À croire que la firme américaine utilise la recette boulimique de Marvel sur Star Wars. Avec cette logique mercantile ignoble : obliger le spectateur à TOUT regarder. Ce qui a comme conséquences négatives, d’une, exclure quasiment automatiquement tous les nouveaux spectateurs qui n’ont pas les références et de deux, faire de SW la nouvelle vache à lait de Mickey et sa bande.
Bien évidemment que George Lucas n’était pas un mécène, mais on sent ici la commercialisation de manière un peu trop prégnante qui peut rebuter pour les prochaines œuvres à venir.
La Meilleure série ?
Objectivement, si l’on fait un récapitulatif de ces dernières années, dans le cadre Star Wars classique, ce qui exclut Andor de fait, Ahsoka et la meilleure production à ce jour. Mieux abouti visuellement, mieux jouée, mieux réalisée, la série de Dave Filoni installe un nouveau standard au-delà de The Mandalorian.

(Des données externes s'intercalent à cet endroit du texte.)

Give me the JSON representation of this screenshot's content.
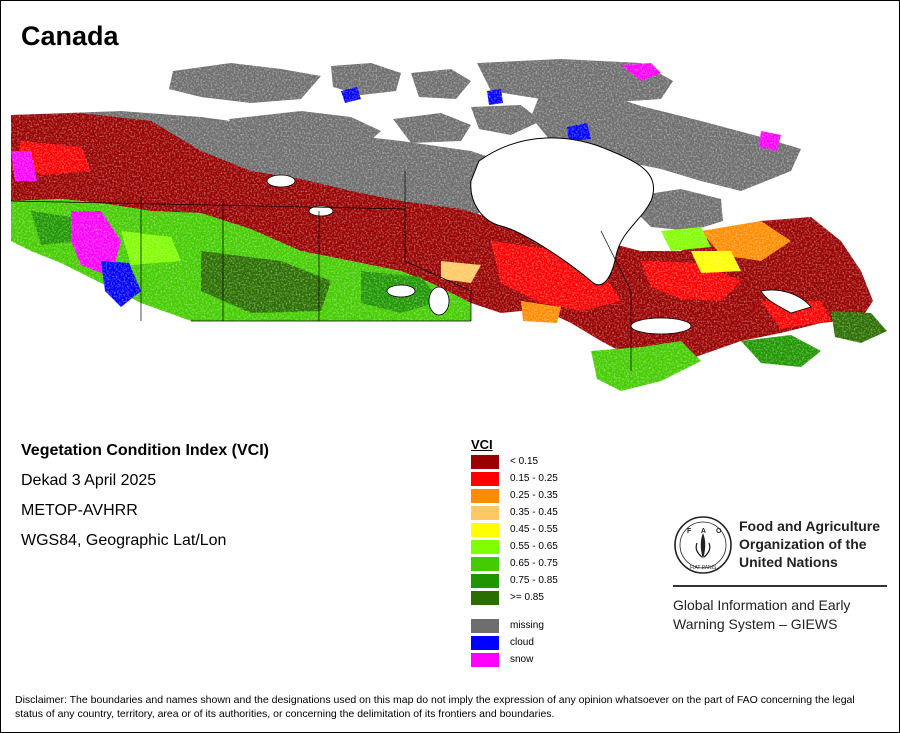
{
  "title": "Canada",
  "info": {
    "index_name": "Vegetation Condition Index (VCI)",
    "period": "Dekad 3 April 2025",
    "sensor": "METOP-AVHRR",
    "projection": "WGS84, Geographic Lat/Lon"
  },
  "legend": {
    "title": "VCI",
    "classes": [
      {
        "label": "< 0.15",
        "color": "#990000"
      },
      {
        "label": "0.15 - 0.25",
        "color": "#ff0000"
      },
      {
        "label": "0.25 - 0.35",
        "color": "#ff8c00"
      },
      {
        "label": "0.35 - 0.45",
        "color": "#ffc864"
      },
      {
        "label": "0.45 - 0.55",
        "color": "#ffff00"
      },
      {
        "label": "0.55 - 0.65",
        "color": "#80ff00"
      },
      {
        "label": "0.65 - 0.75",
        "color": "#44cc00"
      },
      {
        "label": "0.75 - 0.85",
        "color": "#1e9600"
      },
      {
        "label": ">= 0.85",
        "color": "#2a6e00"
      }
    ],
    "special": [
      {
        "label": "missing",
        "color": "#6e6e6e"
      },
      {
        "label": "cloud",
        "color": "#0000ff"
      },
      {
        "label": "snow",
        "color": "#ff00ff"
      }
    ]
  },
  "organization": {
    "logo_text": "FAO",
    "logo_motto": "FIAT PANIS",
    "name": "Food and Agriculture Organization of the United Nations",
    "program": "Global Information and Early Warning System – GIEWS"
  },
  "disclaimer": "Disclaimer: The boundaries and names shown and the designations used on this map do not imply the expression of any opinion whatsoever on the part of FAO concerning the legal status of any country, territory, area or of its authorities, or concerning the delimitation of its frontiers and boundaries."
}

Mais peut-être que Disney gagnerait à prendre son temps et accepter de casser un petit peu son modèle pour développer au mieux ce type d’univers. La répétition des créations médiocres amène mécaniquement à une plus grande impatience de la part des fans. On peut être déçu par Ahsoka alors qu’avec du recul c’est un show solide, qui ramène aux adorateurs de l’univers quelques lettres de noblesse.